Deni bukan kali ini saja melakukan itu, kadang bila sedang bermain di sungai tiba-tiba memeluknya, padahal sama-sama telanjang. Deni memang bad boy. Suka berkelahi dengan anak lain, tapi jago olah raga. Tingkahnya terhadap dirinya membuat hati berdebar dan sensasi aneh yang membuat sesuatu dalam dirinya kadang terangsang dan membuat salah tingkah.

Semua menganggap itu hanya main-main, bahkan memperlihatkan kemaluan yang berdiri saja di anggap biasa dan main-main saja. Mereka masih menggap semua yang dilakukan masih di anggap biasa tak aneh.

Ketika pulang sekolah dia mampir ke warung dan ternyata semua dagangan habis dan mendapat uang yang cukup lumayan, menurut ibunya uang itu boleh untuknya.
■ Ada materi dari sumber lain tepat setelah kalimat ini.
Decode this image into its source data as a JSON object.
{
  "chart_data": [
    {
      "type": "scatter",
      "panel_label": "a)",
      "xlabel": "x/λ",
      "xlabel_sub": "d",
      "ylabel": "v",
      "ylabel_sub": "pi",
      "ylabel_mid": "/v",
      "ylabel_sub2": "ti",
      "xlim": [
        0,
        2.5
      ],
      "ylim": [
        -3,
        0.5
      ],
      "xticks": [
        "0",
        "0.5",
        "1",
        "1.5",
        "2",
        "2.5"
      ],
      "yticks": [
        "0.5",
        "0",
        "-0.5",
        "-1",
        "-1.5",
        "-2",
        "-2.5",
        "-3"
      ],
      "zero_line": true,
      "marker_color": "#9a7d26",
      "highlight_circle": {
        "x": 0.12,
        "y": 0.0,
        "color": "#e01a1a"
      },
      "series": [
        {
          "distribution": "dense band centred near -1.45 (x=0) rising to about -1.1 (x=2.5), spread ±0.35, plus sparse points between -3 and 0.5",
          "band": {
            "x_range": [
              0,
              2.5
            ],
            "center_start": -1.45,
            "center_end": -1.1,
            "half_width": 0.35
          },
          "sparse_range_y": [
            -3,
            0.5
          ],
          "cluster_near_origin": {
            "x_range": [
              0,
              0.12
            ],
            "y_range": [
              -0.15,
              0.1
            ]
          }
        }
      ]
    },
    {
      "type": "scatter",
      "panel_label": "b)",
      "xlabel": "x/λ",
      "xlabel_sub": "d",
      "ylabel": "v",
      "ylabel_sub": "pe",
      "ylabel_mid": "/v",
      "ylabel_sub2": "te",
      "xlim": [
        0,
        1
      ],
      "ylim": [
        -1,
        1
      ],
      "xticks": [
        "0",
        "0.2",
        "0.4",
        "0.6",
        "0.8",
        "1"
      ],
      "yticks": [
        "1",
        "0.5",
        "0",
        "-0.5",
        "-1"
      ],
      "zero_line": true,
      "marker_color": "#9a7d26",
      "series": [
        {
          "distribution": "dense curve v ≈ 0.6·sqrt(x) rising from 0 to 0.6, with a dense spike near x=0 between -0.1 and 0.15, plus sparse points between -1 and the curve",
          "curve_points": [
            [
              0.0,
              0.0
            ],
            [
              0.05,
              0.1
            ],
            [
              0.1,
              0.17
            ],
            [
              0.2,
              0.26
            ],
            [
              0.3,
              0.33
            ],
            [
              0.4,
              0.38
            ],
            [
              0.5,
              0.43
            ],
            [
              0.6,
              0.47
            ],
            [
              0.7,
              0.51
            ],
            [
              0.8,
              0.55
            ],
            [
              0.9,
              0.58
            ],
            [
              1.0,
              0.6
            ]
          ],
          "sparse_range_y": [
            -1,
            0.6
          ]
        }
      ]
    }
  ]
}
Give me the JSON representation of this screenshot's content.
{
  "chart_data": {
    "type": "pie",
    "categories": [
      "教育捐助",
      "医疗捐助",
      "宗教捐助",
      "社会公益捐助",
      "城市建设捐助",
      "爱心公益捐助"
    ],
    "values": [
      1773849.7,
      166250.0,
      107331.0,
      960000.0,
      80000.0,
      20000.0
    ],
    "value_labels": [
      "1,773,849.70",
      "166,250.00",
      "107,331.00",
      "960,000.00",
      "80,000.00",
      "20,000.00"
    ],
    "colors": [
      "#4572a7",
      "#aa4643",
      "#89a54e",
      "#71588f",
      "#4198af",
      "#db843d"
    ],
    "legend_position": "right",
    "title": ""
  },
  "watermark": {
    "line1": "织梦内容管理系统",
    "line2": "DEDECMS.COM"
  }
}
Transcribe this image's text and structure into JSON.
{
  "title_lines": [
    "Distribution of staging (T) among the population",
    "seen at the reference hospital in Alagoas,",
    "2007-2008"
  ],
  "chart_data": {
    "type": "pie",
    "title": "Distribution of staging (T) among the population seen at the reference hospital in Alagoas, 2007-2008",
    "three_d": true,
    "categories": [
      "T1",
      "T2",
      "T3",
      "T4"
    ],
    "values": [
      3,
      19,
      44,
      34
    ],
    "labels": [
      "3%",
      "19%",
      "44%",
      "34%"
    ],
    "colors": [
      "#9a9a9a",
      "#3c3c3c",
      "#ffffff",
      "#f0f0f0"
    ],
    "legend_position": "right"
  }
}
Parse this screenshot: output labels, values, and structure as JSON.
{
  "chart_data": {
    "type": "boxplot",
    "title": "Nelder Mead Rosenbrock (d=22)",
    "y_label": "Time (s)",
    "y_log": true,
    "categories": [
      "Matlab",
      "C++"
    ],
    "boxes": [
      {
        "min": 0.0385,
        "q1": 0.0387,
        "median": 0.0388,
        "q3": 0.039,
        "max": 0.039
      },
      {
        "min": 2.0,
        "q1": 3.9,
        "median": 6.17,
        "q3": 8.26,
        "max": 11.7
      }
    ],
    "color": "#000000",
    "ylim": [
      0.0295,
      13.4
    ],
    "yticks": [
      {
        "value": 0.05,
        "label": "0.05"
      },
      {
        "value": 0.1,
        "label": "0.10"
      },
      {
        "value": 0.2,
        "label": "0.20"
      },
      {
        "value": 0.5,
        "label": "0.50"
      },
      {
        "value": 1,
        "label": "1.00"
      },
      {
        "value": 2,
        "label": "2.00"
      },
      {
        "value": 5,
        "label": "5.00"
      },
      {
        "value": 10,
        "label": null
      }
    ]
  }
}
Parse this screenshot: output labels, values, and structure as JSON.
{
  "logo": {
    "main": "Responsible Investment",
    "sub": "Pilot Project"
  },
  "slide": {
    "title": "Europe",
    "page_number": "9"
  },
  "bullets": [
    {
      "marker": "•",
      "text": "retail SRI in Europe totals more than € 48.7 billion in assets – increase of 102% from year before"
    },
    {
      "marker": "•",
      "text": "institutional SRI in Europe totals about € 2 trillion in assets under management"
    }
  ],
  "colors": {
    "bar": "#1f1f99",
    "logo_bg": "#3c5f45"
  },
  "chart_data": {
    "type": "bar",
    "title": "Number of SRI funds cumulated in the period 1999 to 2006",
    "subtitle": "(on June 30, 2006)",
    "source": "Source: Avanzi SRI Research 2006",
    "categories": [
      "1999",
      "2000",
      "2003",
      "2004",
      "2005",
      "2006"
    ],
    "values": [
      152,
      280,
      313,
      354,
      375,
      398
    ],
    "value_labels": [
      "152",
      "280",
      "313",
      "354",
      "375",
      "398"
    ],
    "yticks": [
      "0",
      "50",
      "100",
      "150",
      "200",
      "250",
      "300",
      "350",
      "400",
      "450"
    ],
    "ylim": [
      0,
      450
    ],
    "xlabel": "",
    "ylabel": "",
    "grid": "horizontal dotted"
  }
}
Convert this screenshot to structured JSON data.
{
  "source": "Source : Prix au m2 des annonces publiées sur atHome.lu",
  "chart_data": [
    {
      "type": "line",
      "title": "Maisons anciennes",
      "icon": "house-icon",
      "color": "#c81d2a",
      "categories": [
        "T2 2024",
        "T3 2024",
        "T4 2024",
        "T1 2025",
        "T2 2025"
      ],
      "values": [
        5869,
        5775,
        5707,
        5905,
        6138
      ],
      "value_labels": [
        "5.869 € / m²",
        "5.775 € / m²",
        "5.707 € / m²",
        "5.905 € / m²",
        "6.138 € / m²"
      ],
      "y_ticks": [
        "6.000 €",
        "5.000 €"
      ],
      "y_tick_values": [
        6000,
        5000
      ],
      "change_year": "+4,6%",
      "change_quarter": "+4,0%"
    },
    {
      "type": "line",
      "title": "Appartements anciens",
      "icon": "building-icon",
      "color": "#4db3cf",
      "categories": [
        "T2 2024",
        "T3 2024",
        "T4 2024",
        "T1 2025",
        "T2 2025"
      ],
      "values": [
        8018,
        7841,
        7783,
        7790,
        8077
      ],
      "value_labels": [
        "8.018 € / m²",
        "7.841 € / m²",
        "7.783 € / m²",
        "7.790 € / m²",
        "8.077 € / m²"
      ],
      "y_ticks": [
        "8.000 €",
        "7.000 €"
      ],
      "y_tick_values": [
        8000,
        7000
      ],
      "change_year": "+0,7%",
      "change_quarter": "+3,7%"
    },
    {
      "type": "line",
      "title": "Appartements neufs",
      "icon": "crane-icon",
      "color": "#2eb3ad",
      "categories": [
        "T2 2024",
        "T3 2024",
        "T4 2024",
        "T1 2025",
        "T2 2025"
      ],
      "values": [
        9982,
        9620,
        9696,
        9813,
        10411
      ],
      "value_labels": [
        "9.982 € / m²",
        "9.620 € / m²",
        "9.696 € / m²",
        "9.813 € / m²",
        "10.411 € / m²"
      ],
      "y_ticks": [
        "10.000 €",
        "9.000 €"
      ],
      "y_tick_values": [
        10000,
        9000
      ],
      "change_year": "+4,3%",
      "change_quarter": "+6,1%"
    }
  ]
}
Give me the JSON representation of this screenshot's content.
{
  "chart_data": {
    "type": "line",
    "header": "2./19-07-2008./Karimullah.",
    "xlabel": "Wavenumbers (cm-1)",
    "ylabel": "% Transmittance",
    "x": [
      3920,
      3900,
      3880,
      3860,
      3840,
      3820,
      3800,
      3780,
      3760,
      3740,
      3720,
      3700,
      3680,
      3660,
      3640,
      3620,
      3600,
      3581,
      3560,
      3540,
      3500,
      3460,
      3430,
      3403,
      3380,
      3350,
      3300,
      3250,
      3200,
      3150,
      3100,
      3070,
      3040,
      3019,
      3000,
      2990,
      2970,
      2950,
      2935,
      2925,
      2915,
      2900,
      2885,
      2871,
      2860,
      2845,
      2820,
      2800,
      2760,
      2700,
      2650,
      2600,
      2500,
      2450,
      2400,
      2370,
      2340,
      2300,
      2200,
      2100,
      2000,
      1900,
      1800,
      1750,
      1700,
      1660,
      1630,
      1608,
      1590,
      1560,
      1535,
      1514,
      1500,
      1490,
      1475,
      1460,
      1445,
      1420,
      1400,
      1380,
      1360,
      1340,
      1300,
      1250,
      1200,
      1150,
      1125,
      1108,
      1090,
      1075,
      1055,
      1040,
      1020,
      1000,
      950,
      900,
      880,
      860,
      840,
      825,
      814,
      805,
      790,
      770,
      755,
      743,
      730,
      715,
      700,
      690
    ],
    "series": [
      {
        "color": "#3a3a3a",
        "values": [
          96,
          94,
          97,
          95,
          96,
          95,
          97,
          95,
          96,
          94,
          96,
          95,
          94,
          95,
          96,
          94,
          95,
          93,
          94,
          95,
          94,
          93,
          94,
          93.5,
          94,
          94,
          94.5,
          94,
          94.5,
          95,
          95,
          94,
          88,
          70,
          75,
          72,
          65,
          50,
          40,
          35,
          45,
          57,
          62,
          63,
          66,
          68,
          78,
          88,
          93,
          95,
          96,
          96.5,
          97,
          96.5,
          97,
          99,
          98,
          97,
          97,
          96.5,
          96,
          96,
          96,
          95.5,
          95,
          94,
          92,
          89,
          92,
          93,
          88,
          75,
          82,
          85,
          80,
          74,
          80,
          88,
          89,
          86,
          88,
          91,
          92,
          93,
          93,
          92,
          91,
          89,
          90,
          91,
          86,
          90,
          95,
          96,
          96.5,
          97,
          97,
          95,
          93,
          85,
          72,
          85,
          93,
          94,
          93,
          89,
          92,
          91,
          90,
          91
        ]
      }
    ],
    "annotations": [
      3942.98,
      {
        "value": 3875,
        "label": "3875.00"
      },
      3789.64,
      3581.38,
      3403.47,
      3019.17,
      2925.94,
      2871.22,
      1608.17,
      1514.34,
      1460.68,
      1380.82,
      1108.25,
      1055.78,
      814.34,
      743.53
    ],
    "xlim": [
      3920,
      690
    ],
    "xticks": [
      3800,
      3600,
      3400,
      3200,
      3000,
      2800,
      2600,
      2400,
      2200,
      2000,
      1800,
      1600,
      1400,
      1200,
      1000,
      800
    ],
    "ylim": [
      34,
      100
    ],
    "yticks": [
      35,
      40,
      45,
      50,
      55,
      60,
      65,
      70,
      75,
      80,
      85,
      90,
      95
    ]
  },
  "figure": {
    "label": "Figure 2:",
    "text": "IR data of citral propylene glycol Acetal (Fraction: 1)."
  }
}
Buat uang jajan. Bagas jarang jajan, walau pun begitu sesekali dan tidak banyak. Sisa uangnya dimasukan ke celengan atau disimpan.

Setelah itu pulang ke rumah, emaknya baru pulang dari kebun dan mengantar makan siang untuk ayahnya. Emaknya tidak melarang Bagas bermain. Setelah makan siang dia pamitan pergi. Biasanya emaknya yang mengambil uang hasil dagangan.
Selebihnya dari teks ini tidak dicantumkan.